12.30.2006

i keep saying.. 'i should post something. it's really about time that i wrote something on my blog.. it's been a whole week' ..but ya know what? i've got nothing brilliant to say. just newsy stuff, but i guess that's something, eh? yeah, christmas came and went.. as mentioned in my thanksgiving post, i'm not a super huge fan of the holiday season.

so let's say the excitement of christmas was in getting a pretty shiny new watch (which i've needed for ages) and in telling my bros that they are coming to miami for the weekend in a couple of weeks. managed to not go to church this year, which was ok with me. mom and her bf went to holy hill's midnight mass again this year. i opted out b/c my back really hurt, and i didn't really want to go sit somewhere where i'd spend the entire time thinking about mike's mom. i'm not one for knowingly walking into emotional traps, and that seemed like a good enough reason for mom to not get vexed at my lack of participation in a church-related thing. *phew*

went to jess's annual boxing day celebration, which was followed by a wonderful overnight with jess and elise. there was lots of laughter, and lots of wine:



yes, jess, i put this picture in here :)



i've spent most of the rest of my time in WI sleeping, getting over my annual christmas cold. finally going out to madison to see wonderful people, today. should be fun, and i can finally give becky her birthday present from a couple months ago.

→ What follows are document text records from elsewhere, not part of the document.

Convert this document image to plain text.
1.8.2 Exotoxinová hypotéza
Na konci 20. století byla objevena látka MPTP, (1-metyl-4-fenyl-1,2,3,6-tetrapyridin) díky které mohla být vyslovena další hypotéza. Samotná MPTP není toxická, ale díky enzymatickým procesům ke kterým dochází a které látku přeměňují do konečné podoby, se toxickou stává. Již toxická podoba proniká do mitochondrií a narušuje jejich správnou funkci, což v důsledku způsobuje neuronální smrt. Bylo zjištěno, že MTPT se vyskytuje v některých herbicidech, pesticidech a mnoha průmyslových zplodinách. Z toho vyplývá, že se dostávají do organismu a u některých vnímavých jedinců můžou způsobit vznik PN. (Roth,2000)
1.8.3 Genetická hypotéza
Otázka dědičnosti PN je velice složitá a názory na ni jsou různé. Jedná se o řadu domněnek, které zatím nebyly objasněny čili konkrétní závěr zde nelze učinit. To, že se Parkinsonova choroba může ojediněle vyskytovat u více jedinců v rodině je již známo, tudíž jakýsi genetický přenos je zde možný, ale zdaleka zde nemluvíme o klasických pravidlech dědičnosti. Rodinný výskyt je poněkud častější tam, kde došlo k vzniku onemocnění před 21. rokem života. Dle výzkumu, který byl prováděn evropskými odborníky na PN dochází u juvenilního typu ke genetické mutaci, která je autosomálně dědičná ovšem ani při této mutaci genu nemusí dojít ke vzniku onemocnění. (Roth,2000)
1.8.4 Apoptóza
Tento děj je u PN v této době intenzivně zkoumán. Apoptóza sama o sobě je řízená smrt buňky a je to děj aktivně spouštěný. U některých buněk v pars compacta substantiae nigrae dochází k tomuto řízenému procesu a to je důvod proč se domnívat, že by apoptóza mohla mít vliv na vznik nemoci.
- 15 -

that's all i've got. new years post should be a bit more interesting..

12.22.2006

i've always had a fear of falling. physically, falling into debt, falling behind at school and work, falling in love, falling into someone's bad graces.. anything that represents not standing on solid ground. including being picked up. so i'm a control freak. yup. that's part of it! i don't like the feeling of having anything out of control, and if something isn't in my control i need to know it's in someone else's.

but lately i seem to have a rash of things going poorly or getting out of control due to things others have done, and i'm left figuring out how to 'clean up the mess'. this has required a certain bit of tact in some situations, complete bluntness in others (ohh crazy spirituality lady! once i am not at FIU anymore i will tell your story to the internet world..) and picking battles with yet other situations. i think one of the things i'm learning is when to let go. when to say 'ok. whatever.. we're not communicating' or 'you're not worth the time/energy/emotional investment' and leave it be. this hasn't been easy for me. especially when i care very much about something or someone, i have a tendency to dive full force into the situation. which really leaves me pretty exposed to being hurt or, sometimes worse, having my energy sucked completely out of me. i've been burned a couple of times because of that. putting myself out there so fully, trying to salvage things, but being taken advantage of. used up, often with the situation still unresolved.

like i said. i've done a lot of learning with this. i think i still have a long way to go though..

annnd now i have to go help make dinner. it's good to be home.

12.17.2006

well, the new york city adventures have begun.. i spent last night hanging out with libbidy, a friend from undergrad. was proud because i took the train by myself - a new experience for me in the states. the way down there was totally fine. not many people, relative quiet, no bumps.. on the way home, however, the train in front of mine broke down. so what should have been a one hour ride ended up being just over two hours, and i didn't get back to the house until 4am. coupled with the .. um.. 5? hours of sleep i had gotten the night before, and the strange guy who talked to me the whole time, that train ride was reallly interesting. random guy told me that wearing two thumb rings means i'm a serial killer. that statement was later retracted when he saw that my socks had flowers on them. because serial killers can't have flowers on their socks? sure. anyhow.. definitely a good night, but definitely a weird night.

going to see avenue Q tonight! super exciting.

12.14.2006

my friend sue had this in her away message today, and it thoroughly amused me. gotta love the holidays!

"Our cookies are being stored in the cold on our front porch. A squirrel broke in through our mail slot. He/she/it tore through & ate a tupperwear full of chocolate kiss pretzels. A little part of me hopes he has a great holiday. A bigger part of me hopes the little bastard dies."

well said, sue.

12.09.2006

so, i made it through the week. happily with no more black spots. a little grey, but no great black pits of despair about school, etc. got to stay up most of the night (till 7am) with a bunch of my students at the queer-in overnight. which was very much fun.. i don't really do the whole staying up all night thing, especially when i'm already sleep deprived, but i decided there should be some staff there just in case, so i stayed. we played through my whole box of apples to apples. yay.

i've decided my weekend will consist mostly of doing things that don't require my brain. it needs a rest. as does my body. i am going to sleep, and watch movies, bake tasty things, and look forward to going to NY and home. appreciated and a little bit necessary? definitely. indulgent? heck yeah. def. excited for this. :)

12.05.2006

this pretty much is me the last few days:


extremely frustrated with school stuff. with professors who don't seem to care, with projects that seem pointless and unstimulating.. my mood was pretty black for a couple of days.
things are looking up a bit. but this is me saying that at 9:30 as i'm just starting to write a paper that is due tomorrow. the black may return. am hoping not, as it's absolutely my least favorite feeling.. but cross your fingers. we'll see.